To be a good astronaut you have to [...] be someone who would like being on their own in a tiny spacecraft thousands of thousands of miles away from the surface of the earth and not panic or get claustrophobia or homesick or insane. And I like really little spaces, so long as there is no one else in them with me. (83.2)
Look, we don't want to beat this thing into the ground, but do you see the connection between freedom and confinement here? Like, being an astronaut in space – that's freedom. Being trapped inside a little spacecraft, though? Now, that's confinement. It's Christopher's ability to deal with confinement that would allow him to experience such freedom.

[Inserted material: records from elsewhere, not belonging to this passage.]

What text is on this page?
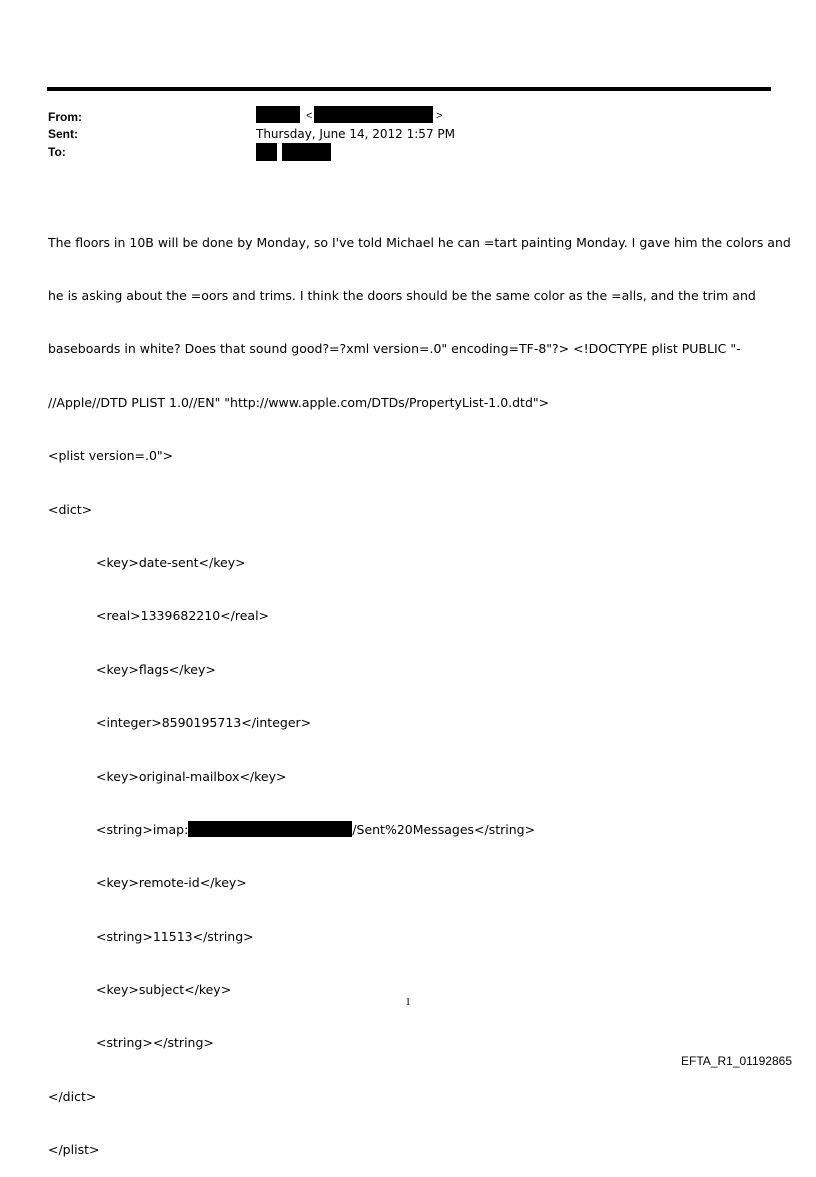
From:
Sent:
To:
<	>
Thursday, June 14, 2012 1:57 PM

The floors in 10B will be done by Monday, so I've told Michael he can =tart painting Monday. I gave him the colors and

he is asking about the =oors and trims. I think the doors should be the same color as the =alls, and the trim and

baseboards in white? Does that sound good?=?xml version=.0" encoding=TF-8"?> <!DOCTYPE plist PUBLIC "-

//Apple//DTD PLIST 1.0//EN" "http://www.apple.com/DTDs/PropertyList-1.0.dtd">

<plist version=.0">

<dict>

<key>date-sent</key>

<real>1339682210</real>

<key>flags</key>

<integer>8590195713</integer>

<key>original-mailbox</key>

<string>imap:	/Sent%20Messages</string>

<key>remote-id</key>

<string>11513</string>

<key>subject</key>

<string></string>

</dict>

</plist>

1
EFTA_R1_01192865
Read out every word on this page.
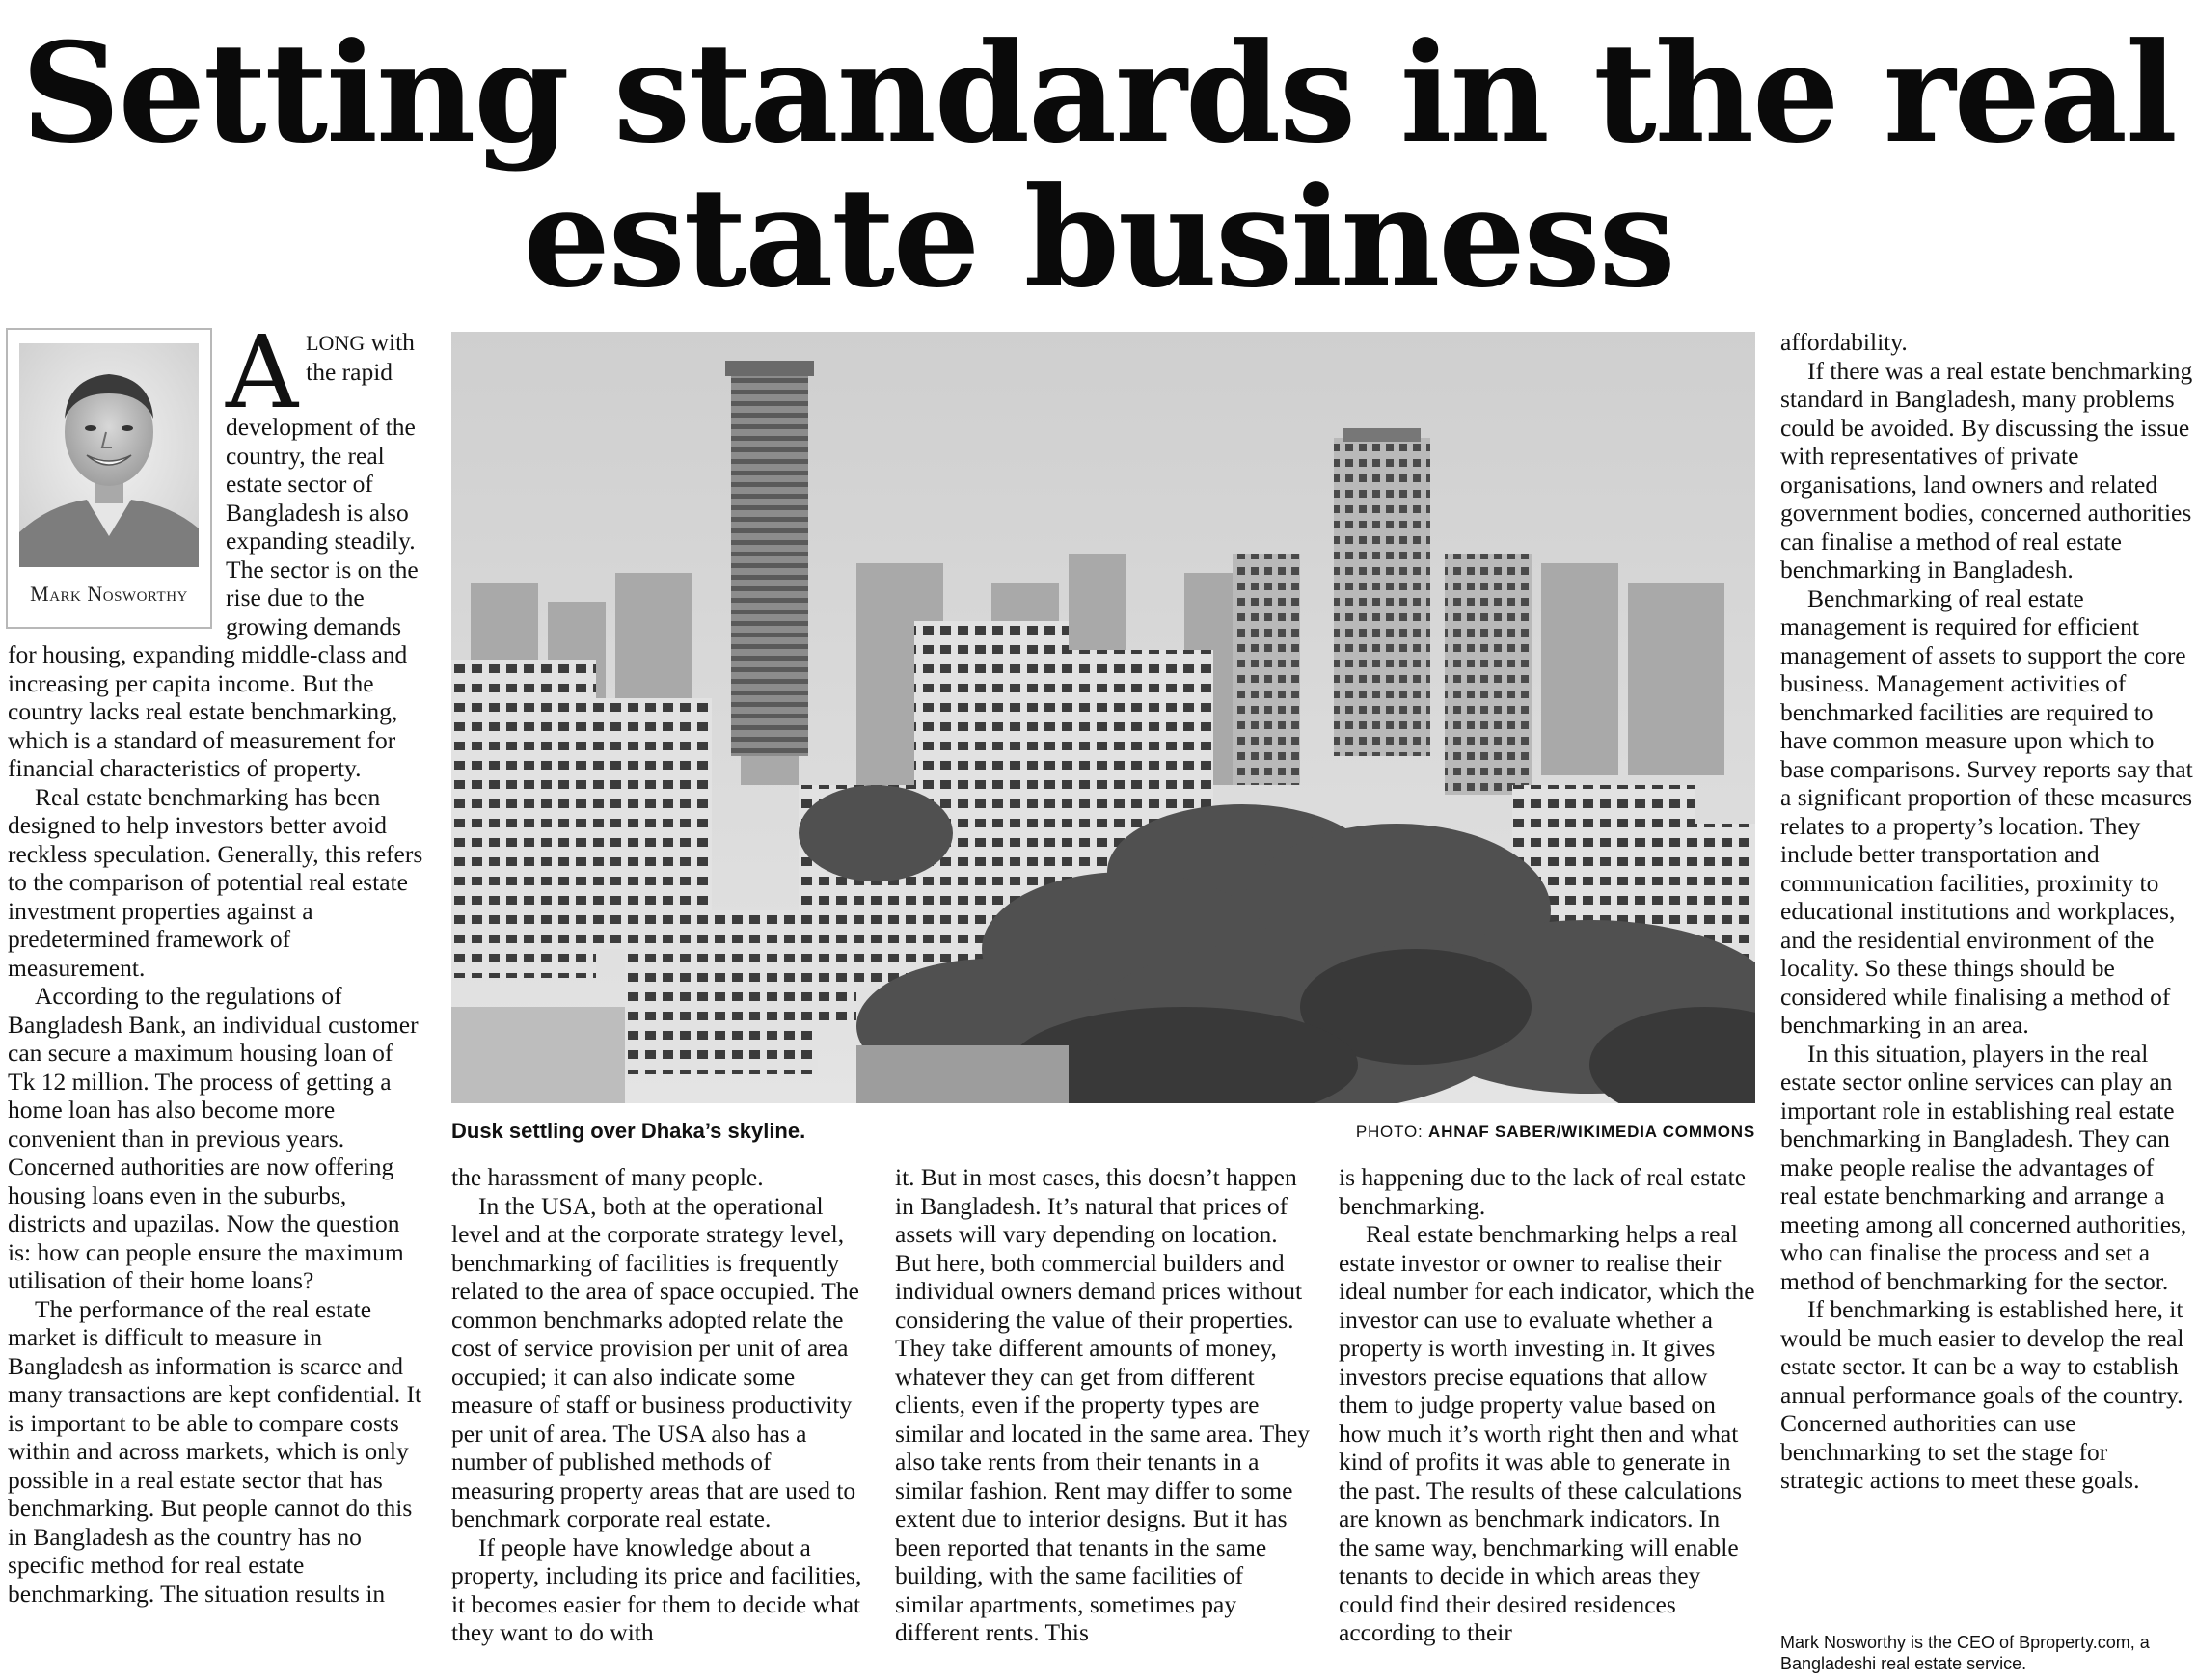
Setting standards in the real estate business
Mark Nosworthy

ALONG with the rapid development of the country, the real estate sector of Bangladesh is also expanding steadily. The sector is on the rise due to the growing demands for housing, expanding middle-class and increasing per capita income. But the country lacks real estate benchmarking, which is a standard of measurement for financial characteristics of property.

Real estate benchmarking has been designed to help investors better avoid reckless speculation. Generally, this refers to the comparison of potential real estate investment properties against a predetermined framework of measurement.

According to the regulations of Bangladesh Bank, an individual customer can secure a maximum housing loan of Tk 12 million. The process of getting a home loan has also become more convenient than in previous years. Concerned authorities are now offering housing loans even in the suburbs, districts and upazilas. Now the question is: how can people ensure the maximum utilisation of their home loans?

The performance of the real estate market is difficult to measure in Bangladesh as information is scarce and many transactions are kept confidential. It is important to be able to compare costs within and across markets, which is only possible in a real estate sector that has benchmarking. But people cannot do this in Bangladesh as the country has no specific method for real estate benchmarking. The situation results in

Dusk settling over Dhaka’s skyline.	PHOTO: AHNAF SABER/WIKIMEDIA COMMONS

the harassment of many people.

In the USA, both at the operational level and at the corporate strategy level, benchmarking of facilities is frequently related to the area of space occupied. The common benchmarks adopted relate the cost of service provision per unit of area occupied; it can also indicate some measure of staff or business productivity per unit of area. The USA also has a number of published methods of measuring property areas that are used to benchmark corporate real estate.

If people have knowledge about a property, including its price and facilities, it becomes easier for them to decide what they want to do with

it. But in most cases, this doesn’t happen in Bangladesh. It’s natural that prices of assets will vary depending on location. But here, both commercial builders and individual owners demand prices without considering the value of their properties. They take different amounts of money, whatever they can get from different clients, even if the property types are similar and located in the same area. They also take rents from their tenants in a similar fashion. Rent may differ to some extent due to interior designs. But it has been reported that tenants in the same building, with the same facilities of similar apartments, sometimes pay different rents. This

is happening due to the lack of real estate benchmarking.

Real estate benchmarking helps a real estate investor or owner to realise their ideal number for each indicator, which the investor can use to evaluate whether a property is worth investing in. It gives investors precise equations that allow them to judge property value based on how much it’s worth right then and what kind of profits it was able to generate in the past. The results of these calculations are known as benchmark indicators. In the same way, benchmarking will enable tenants to decide in which areas they could find their desired residences according to their

affordability.

If there was a real estate benchmarking standard in Bangladesh, many problems could be avoided. By discussing the issue with representatives of private organisations, land owners and related government bodies, concerned authorities can finalise a method of real estate benchmarking in Bangladesh.

Benchmarking of real estate management is required for efficient management of assets to support the core business. Management activities of benchmarked facilities are required to have common measure upon which to base comparisons. Survey reports say that a significant proportion of these measures relates to a property’s location. They include better transportation and communication facilities, proximity to educational institutions and workplaces, and the residential environment of the locality. So these things should be considered while finalising a method of benchmarking in an area.

In this situation, players in the real estate sector online services can play an important role in establishing real estate benchmarking in Bangladesh. They can make people realise the advantages of real estate benchmarking and arrange a meeting among all concerned authorities, who can finalise the process and set a method of benchmarking for the sector.

If benchmarking is established here, it would be much easier to develop the real estate sector. It can be a way to establish annual performance goals of the country. Concerned authorities can use benchmarking to set the stage for strategic actions to meet these goals.

Mark Nosworthy is the CEO of Bproperty.com, a Bangladeshi real estate service.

It would be a bit warmer in the shed but I knew that Father might look for me in the shed, so I went round the back of the shed and I squeezed into the gap between the wall of the shed and the fence, behind the big, black, plastic tub for collecting rainwater. Then I sat down and I felt a bit safer. (167.46)
Christopher runs away from home, but he only gets to the backyard before feeling a little overwhelmed by his newfound freedom. What does he do, then? Well, he crams himself into a nice tight squeeze behind the garden shed, and, safely confined, feels much more secure.